Шрифт:
Интервал:
Закладка:
Вечерами я забиралась на печь и оттуда слушала, как тяжело дышит мой дед. Он засыпал. Потом снова пробуждался, стонал, и все время разговаривал с покойниками. Мама гладила его по сухому лицу и говорила, что это ему все привиделось. А я слушала дедовы стоны, тихую мамину речь, тяжелые бабушкины вздохи и понимала, что никакой надежды больше нет, спасения ждать неоткуда. Я понимала: все, что мне показалось днем на солнце – осталось в этом солнечном дне, который уже прожит и уже ушел, так же, как жизнь покидает тело моего несчастного деда.
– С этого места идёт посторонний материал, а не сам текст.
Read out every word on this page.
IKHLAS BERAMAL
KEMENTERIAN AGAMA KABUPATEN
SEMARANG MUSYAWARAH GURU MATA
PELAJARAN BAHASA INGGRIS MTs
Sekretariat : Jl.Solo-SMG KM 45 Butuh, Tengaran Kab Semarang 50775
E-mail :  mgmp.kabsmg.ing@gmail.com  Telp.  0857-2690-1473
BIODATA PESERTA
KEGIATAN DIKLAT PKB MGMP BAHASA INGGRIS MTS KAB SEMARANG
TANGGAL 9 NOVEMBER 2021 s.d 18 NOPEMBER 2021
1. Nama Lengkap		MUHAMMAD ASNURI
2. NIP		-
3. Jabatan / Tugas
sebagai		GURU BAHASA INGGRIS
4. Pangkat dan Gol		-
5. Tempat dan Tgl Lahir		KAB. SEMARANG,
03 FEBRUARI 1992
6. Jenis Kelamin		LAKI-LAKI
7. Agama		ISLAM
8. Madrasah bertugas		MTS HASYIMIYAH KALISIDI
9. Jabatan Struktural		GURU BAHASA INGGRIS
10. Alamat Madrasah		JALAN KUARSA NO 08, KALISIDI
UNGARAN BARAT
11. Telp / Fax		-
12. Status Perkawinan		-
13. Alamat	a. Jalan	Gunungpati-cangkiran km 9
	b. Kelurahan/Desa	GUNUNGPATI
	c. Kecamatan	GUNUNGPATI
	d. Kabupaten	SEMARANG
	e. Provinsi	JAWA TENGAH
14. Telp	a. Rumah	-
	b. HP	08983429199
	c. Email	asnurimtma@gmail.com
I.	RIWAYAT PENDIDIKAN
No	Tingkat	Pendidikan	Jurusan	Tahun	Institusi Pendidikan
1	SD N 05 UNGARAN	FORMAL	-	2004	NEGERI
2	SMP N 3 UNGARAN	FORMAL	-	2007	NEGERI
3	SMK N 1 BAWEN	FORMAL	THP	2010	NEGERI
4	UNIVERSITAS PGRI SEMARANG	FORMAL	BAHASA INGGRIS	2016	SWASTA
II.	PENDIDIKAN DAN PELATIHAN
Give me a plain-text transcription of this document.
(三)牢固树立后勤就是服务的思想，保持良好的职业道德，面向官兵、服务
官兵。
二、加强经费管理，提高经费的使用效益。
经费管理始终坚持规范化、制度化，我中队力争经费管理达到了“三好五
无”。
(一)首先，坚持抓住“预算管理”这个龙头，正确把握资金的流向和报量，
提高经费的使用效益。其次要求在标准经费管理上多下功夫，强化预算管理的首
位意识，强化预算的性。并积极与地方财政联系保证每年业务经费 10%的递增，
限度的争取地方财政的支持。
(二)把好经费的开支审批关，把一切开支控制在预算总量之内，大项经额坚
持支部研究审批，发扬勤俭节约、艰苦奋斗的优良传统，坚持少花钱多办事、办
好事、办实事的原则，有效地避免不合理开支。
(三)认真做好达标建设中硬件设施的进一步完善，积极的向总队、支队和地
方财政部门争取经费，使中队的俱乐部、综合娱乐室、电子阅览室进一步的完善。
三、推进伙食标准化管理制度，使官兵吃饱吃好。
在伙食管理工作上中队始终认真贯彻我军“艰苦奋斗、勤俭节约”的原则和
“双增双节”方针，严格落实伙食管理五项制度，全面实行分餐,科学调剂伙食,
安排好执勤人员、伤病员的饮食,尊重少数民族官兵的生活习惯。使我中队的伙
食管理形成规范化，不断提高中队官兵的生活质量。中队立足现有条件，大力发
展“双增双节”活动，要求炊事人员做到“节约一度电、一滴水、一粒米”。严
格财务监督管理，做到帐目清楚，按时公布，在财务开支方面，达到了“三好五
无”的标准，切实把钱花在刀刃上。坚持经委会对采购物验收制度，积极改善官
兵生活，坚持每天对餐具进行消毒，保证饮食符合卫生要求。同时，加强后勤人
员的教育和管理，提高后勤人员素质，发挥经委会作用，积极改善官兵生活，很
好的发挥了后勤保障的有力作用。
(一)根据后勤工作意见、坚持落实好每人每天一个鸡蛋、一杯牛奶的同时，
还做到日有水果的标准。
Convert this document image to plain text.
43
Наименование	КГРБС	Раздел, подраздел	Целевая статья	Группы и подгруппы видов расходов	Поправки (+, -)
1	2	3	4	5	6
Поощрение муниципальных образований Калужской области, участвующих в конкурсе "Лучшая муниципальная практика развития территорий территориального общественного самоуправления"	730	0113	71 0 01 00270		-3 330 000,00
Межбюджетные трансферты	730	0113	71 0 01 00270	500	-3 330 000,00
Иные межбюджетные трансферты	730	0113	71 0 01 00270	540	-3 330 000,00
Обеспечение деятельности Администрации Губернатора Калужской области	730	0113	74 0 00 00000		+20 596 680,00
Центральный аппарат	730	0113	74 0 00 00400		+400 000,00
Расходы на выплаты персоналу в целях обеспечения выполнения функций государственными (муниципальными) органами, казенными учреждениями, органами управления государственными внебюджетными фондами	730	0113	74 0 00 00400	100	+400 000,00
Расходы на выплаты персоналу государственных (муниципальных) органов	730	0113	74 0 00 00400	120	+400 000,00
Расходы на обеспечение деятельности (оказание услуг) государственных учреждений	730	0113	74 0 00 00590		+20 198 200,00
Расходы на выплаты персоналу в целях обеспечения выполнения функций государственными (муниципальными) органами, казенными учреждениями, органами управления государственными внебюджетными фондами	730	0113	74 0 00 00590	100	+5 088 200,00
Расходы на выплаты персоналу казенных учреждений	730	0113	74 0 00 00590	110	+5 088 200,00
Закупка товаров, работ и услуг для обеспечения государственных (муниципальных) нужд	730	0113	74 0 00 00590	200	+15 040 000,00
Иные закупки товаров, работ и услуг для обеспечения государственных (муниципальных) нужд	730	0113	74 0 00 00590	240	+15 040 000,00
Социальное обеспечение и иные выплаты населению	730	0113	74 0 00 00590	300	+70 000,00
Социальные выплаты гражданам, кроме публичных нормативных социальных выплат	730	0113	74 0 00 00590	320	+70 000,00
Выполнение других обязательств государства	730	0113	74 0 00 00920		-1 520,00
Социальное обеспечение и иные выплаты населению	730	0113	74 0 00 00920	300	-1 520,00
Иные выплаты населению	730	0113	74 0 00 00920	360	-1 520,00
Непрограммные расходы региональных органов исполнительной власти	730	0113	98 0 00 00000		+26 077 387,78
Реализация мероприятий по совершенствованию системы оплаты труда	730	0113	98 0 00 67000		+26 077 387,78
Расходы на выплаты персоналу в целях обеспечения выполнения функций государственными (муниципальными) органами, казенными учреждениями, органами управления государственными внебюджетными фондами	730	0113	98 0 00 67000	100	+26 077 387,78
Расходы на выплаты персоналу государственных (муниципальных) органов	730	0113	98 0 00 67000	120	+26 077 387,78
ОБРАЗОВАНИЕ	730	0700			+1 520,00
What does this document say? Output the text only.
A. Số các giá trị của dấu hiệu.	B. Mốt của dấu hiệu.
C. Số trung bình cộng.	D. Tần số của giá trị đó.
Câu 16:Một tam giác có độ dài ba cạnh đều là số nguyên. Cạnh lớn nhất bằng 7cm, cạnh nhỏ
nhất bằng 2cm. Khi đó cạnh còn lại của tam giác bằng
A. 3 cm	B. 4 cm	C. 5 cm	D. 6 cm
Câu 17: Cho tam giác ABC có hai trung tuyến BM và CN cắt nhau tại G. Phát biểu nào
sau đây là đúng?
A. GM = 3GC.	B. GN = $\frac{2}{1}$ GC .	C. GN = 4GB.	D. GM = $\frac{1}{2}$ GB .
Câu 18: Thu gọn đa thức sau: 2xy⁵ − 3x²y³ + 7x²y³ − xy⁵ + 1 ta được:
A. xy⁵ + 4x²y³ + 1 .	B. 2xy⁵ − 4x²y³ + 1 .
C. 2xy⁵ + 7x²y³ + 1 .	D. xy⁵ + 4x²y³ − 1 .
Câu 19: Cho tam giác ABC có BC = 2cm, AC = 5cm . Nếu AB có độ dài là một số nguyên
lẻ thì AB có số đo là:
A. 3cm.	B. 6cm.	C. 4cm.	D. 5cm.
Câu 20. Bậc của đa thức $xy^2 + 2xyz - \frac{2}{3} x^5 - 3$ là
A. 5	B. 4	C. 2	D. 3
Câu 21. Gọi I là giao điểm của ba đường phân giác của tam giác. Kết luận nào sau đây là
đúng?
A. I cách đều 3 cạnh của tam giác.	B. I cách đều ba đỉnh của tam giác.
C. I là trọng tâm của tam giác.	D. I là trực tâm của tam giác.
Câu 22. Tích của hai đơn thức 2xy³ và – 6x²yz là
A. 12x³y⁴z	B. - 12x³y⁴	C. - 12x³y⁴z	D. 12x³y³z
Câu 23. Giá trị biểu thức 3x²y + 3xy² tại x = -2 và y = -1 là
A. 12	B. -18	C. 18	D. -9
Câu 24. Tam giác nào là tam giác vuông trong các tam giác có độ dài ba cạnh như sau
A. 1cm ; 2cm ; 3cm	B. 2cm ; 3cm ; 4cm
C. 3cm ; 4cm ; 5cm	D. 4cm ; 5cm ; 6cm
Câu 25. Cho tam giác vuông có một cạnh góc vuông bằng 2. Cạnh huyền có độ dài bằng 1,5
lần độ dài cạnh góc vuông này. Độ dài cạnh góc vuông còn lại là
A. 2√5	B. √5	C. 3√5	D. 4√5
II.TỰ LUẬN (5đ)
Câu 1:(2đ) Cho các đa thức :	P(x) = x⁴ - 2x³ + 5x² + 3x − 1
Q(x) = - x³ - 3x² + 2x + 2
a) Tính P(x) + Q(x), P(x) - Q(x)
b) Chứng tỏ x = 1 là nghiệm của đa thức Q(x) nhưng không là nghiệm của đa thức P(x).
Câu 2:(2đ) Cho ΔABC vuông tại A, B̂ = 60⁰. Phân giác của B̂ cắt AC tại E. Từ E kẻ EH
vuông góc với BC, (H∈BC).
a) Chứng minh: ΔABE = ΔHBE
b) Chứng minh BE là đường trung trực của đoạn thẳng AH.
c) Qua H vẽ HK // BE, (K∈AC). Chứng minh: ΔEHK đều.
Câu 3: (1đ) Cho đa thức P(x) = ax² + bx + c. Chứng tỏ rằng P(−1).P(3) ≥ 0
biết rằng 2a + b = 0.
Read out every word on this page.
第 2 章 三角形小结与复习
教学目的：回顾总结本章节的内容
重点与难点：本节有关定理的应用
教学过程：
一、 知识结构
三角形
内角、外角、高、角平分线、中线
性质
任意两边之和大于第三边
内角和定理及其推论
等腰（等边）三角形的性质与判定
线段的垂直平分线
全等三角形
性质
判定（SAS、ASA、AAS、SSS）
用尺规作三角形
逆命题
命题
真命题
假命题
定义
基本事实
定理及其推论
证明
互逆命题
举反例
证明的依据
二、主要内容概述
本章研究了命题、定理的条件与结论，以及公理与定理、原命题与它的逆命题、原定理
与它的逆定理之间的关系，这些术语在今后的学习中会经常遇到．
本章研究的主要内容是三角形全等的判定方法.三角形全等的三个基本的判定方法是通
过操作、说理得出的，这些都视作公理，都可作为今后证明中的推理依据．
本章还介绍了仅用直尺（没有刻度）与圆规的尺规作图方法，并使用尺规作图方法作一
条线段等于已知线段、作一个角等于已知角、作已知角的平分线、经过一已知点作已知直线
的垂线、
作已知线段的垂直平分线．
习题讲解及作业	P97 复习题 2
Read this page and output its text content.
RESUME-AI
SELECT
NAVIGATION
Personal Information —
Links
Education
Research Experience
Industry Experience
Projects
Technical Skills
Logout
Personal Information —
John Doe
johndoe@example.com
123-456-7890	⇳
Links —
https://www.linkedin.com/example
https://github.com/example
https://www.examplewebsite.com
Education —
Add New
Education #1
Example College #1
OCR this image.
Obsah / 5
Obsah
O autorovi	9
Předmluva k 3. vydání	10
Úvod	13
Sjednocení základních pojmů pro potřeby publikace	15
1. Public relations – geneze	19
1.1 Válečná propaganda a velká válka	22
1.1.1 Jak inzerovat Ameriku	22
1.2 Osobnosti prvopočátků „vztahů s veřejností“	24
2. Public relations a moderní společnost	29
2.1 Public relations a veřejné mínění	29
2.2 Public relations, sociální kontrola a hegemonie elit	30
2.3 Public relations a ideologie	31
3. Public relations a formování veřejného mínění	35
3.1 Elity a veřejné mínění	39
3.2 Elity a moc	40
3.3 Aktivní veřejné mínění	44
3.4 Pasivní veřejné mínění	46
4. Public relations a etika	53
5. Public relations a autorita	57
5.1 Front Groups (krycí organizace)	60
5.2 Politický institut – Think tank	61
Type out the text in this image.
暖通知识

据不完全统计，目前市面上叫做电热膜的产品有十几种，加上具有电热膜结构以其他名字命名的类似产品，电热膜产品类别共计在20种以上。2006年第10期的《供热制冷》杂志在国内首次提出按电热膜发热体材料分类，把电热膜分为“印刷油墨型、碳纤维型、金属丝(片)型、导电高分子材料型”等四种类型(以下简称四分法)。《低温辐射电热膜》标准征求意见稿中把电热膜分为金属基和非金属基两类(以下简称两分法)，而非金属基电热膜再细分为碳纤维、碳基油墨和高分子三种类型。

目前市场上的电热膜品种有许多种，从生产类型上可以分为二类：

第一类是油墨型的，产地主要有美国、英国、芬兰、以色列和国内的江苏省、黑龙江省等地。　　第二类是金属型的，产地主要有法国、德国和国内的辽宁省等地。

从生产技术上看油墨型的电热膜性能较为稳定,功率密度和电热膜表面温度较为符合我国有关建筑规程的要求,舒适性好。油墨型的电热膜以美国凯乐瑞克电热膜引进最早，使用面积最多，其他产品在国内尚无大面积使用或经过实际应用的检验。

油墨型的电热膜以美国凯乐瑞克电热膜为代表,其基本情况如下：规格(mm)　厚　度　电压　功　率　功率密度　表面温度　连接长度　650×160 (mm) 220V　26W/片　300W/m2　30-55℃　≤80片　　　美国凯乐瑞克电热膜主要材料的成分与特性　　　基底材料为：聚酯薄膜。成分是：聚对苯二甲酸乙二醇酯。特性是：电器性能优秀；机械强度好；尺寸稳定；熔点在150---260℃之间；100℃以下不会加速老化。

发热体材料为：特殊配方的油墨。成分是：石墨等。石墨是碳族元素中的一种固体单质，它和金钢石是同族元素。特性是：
Я понимала, что это я сейчас могу не придавать значения каждому дню, каждому вздоху, а для него это слишком важно. Слишком важно, что еще один день прожит, он больше не повторится, он больше не будет… Никогда… Никогда… Я падала лицом в пуховые бабушкины подушки и рыдала, рыдала так, чтобы дед не услышал, как я плачу. Когда слез больше не оставалось, я начинала судорожно молиться за дедову душу. Именно тогда я изучила весь псалтырь, но это не спасло меня от липкого запаха смерти, который навсегда остался во мне, с которым я долгие годы училась жить, а теперь, уже привыкнув, учусь жить без него.
Неделя пролетела слишком быстро. Пришла пора прощаться. Я тогда думала, что мы прощаемся на две недели. Но оказалось навсегда. Я стояла у зеркала, расчесывала свои длинные густые волосы, а дед с любовью смотрел мне в спину. Он, как и прежде, считал меня красивой, хорошо сложенной, самой умной, самой доброй. Я обернулась и подошла к нему. Дед протянул мне свою тонкую руку. Я держала худенькое запястье в своей ладони, и снова меня посетило чувство, будто в меня вползает что-то странное, что-то, с чем мне придется мириться всю оставшуюся жизнь. Я смотрела на высохшее дедово тело и гадала, где именно в нем прячется душа, и если бы я все-таки смогла отгадать эту вечную загадку, то, наверное, попыталась бы удержать его душу живой.
Морозным серым февральским днем я вернулась из школы недовольная собой. Меня выводила из себя математичка, которая недоступно объясняла очередную тему по своему предмету. На уроке я сидела с остановившимся взглядом, как бестолковая корова, монотонно перемалывала жевательную резинку во рту и теребила прядь волос. Учительница смотрела на меня через прозрачные стекла своих очков и недовольно кривила тонкие губы. Ей хотелось ударить меня, я это чувствовала. Мое отсутствие в течение недели не прошло даром. Три «двойки» по математике – это слишком. Если меня вызывали к доске, я стояла, выпучив глаза на задание, написанное ровным почерком мелом, и ничего не могла понять. Если меня просили отвечать с места, я бубнила что-то невнятное, даже не извлекая огромную жевательную резинку изо рта. Класс почувствовал мою слабость. Я теряла авторитет. Все чаше в мою сторону начали сыпаться колкие шуточки и смешки. Мне было безразлично. Я стала заторможенной и раздраженной одновременно. Но учительнице математики не было никакого дела до боли внутри меня. Ей важен был лишь ее предмет. Она склонилась надо мной и громко объясняла правило. Я плохо ее слышала. Казалось, она кричала мне в ухо непонятный набор пустых звуков. Учительница раздраженно спрашивала: «Теперь тебе понятно, как нужно решать эту задачу?» А мне слышалось лишь: «Бу-бу-бу». Я старалась разобраться если не в самой задаче, то хотя бы в том, что говорила учительница, но ничего не получалось.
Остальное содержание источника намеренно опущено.